Wednesday, 12 October 2011

Death and the Duke

Fellow film buffs will no doubt have gathered from my pseudonym that I'm particularly fond of the 1949 black comedy 'Kind Hearts & Coronets'.  Alec Guinness' performance as the entire d'Ascoyne family is so good that I just can't find words to describe it.  And who can ever get over Joan Greenwood's voice?

The film also stars Dennis Price as the ultimate social climber Louis, who systematically murders all those who stand between him and the dukedom of Chalfont.  I have wondered at the theme of the film and the timing if its release.  It treats death in a lighthearted manner - even that of twin babies.  Yet it must have been first viewed by hundreds of thousands of people who were still raw from the deaths of loved ones in World War Two.  So why wasn't there mass outrage at this flippancy?
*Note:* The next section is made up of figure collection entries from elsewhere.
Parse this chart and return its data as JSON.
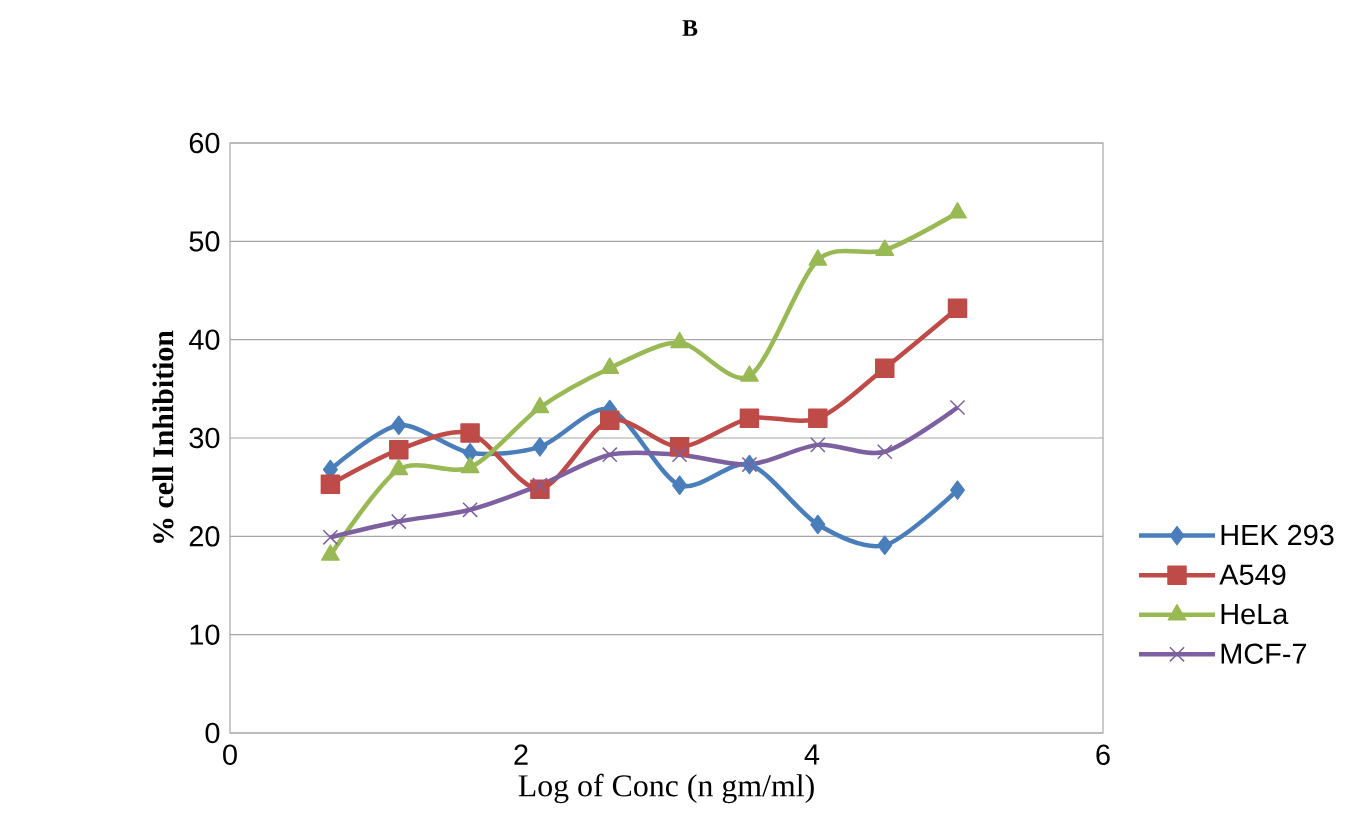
{
  "chart_data": {
    "type": "line",
    "title": "B",
    "xlabel": "Log of Conc (n gm/ml)",
    "ylabel": "% cell Inhibition",
    "x": [
      0.69,
      1.16,
      1.65,
      2.13,
      2.61,
      3.09,
      3.57,
      4.04,
      4.5,
      5.0
    ],
    "series": [
      {
        "name": "HEK 293",
        "color": "#4a7ebb",
        "marker": "diamond",
        "values": [
          26.8,
          31.3,
          28.5,
          29.1,
          32.9,
          25.2,
          27.3,
          21.2,
          19.1,
          24.7
        ]
      },
      {
        "name": "A549",
        "color": "#be4b48",
        "marker": "square",
        "values": [
          25.3,
          28.8,
          30.5,
          24.8,
          31.8,
          29.1,
          32.0,
          32.0,
          37.1,
          43.2
        ]
      },
      {
        "name": "HeLa",
        "color": "#98b954",
        "marker": "triangle",
        "values": [
          18.1,
          26.8,
          27.0,
          33.1,
          37.1,
          39.7,
          36.3,
          48.1,
          49.1,
          52.9
        ]
      },
      {
        "name": "MCF-7",
        "color": "#7d60a0",
        "marker": "cross",
        "values": [
          19.9,
          21.5,
          22.7,
          25.2,
          28.3,
          28.3,
          27.3,
          29.3,
          28.6,
          33.1
        ]
      }
    ],
    "xlim": [
      0,
      6
    ],
    "xticks": [
      0,
      2,
      4,
      6
    ],
    "ylim": [
      0,
      60
    ],
    "yticks": [
      0,
      10,
      20,
      30,
      40,
      50,
      60
    ],
    "grid": "y",
    "legend": "right"
  }
}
I think that the answer to this lies in the social standing of the murder victims. In 1949 the creation of the welfare state was in full swing and the aristocracy were finally being made to pay their way.  Country houses throughout the land were falling victim to crippling death duties and being given to the nation via the National Trust. (I must at this point highly recommend  Sarah Waters' book, The Little Stranger which vividly portrays this period of history).  The d'Ascoyne family were therefore expendable.  The man and woman in the Clapham Gaumont were in a frame of mind to say "good riddance to the lot of them."  Setting the film in a bygone era was also a wise move, it highlighted that these people had had their day anyway.
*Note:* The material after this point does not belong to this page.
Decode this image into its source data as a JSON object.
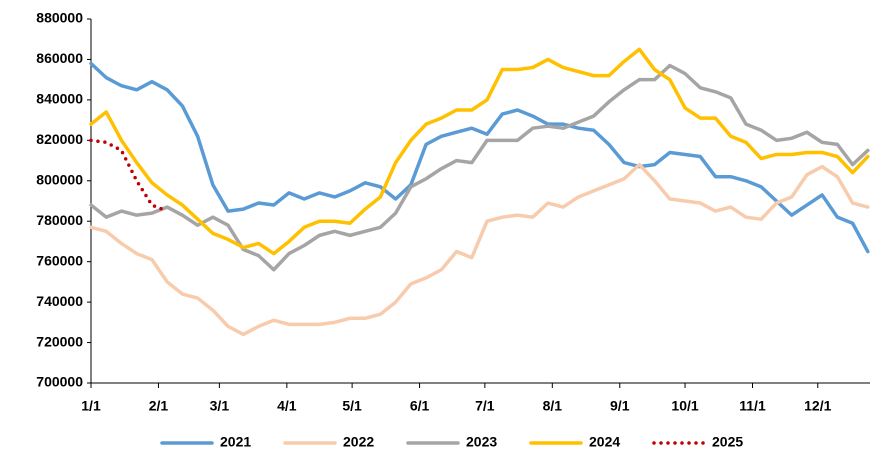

Even today, the film is such a cracking watch as it pokes fun at snobbery - which of course is still very much alive. And it is all done with subtle, very English, humour - as if that nice Mr Price were addressing a Duchess with his reminiscences.

Tuesday, 4 October 2011

A Bus to the Shops

The "On the Buses" film seems to have got a lot of airtime on the Freeview channels lately.  It's always good for a giggle if you can suspend your disbelief for the duration.  How did Jack get so many girlfriends when he was almost indistinguishable from the rear end of his own bus?  How on earth did Olive and Arthur end up married?  These are questions that you should not ask - just 'enjoy the ride'!

A substantial chunk of my enjoyment of this tour through early 1970's suburbia is derived from the views.  Because of the nature of the film we get a panorama of how everyday England looked back then.  The suburban streets, the cars, the fashions are all part of the fascination for me - this is the world I was born into but was too small to take notice of.   A particularly good scene shows Stan pulling alongside a row of shops in order to visit the launderette. The backdrop is a joyful reminder of the days before out of town shopping malls and supermarkets.  All major post war estates seemed to have its row of shops back then, with a wide variety of retailers.  It reminds me of my own visits to a row of shops on the outskirts of Sheffield.  This was in the early-mid 1980s, on the cusp of change.  My friend and I would pay our 2p bus fare for the 10 minute journey, then spend a good hour along this single row of shops.  There was a fashion shop; a chemist selling a fantastic range of cheap earrings and bubble baths; a newsagents with magazines, books and toys.  And of course there was the post office, the butcher and the greengrocer.

Now, probably along with the shops shown in the film, there is simply a row of gambling and take away outlets.  Because along that same bus route that my friend and I used to take, there is now an ever expanding out of town shopping centre.  The demise of the launderette I can gratefully accept, but it is a shame that we have abandoned walking or bussing along to these little precincts, exchanging them for homogeneous giant car parks.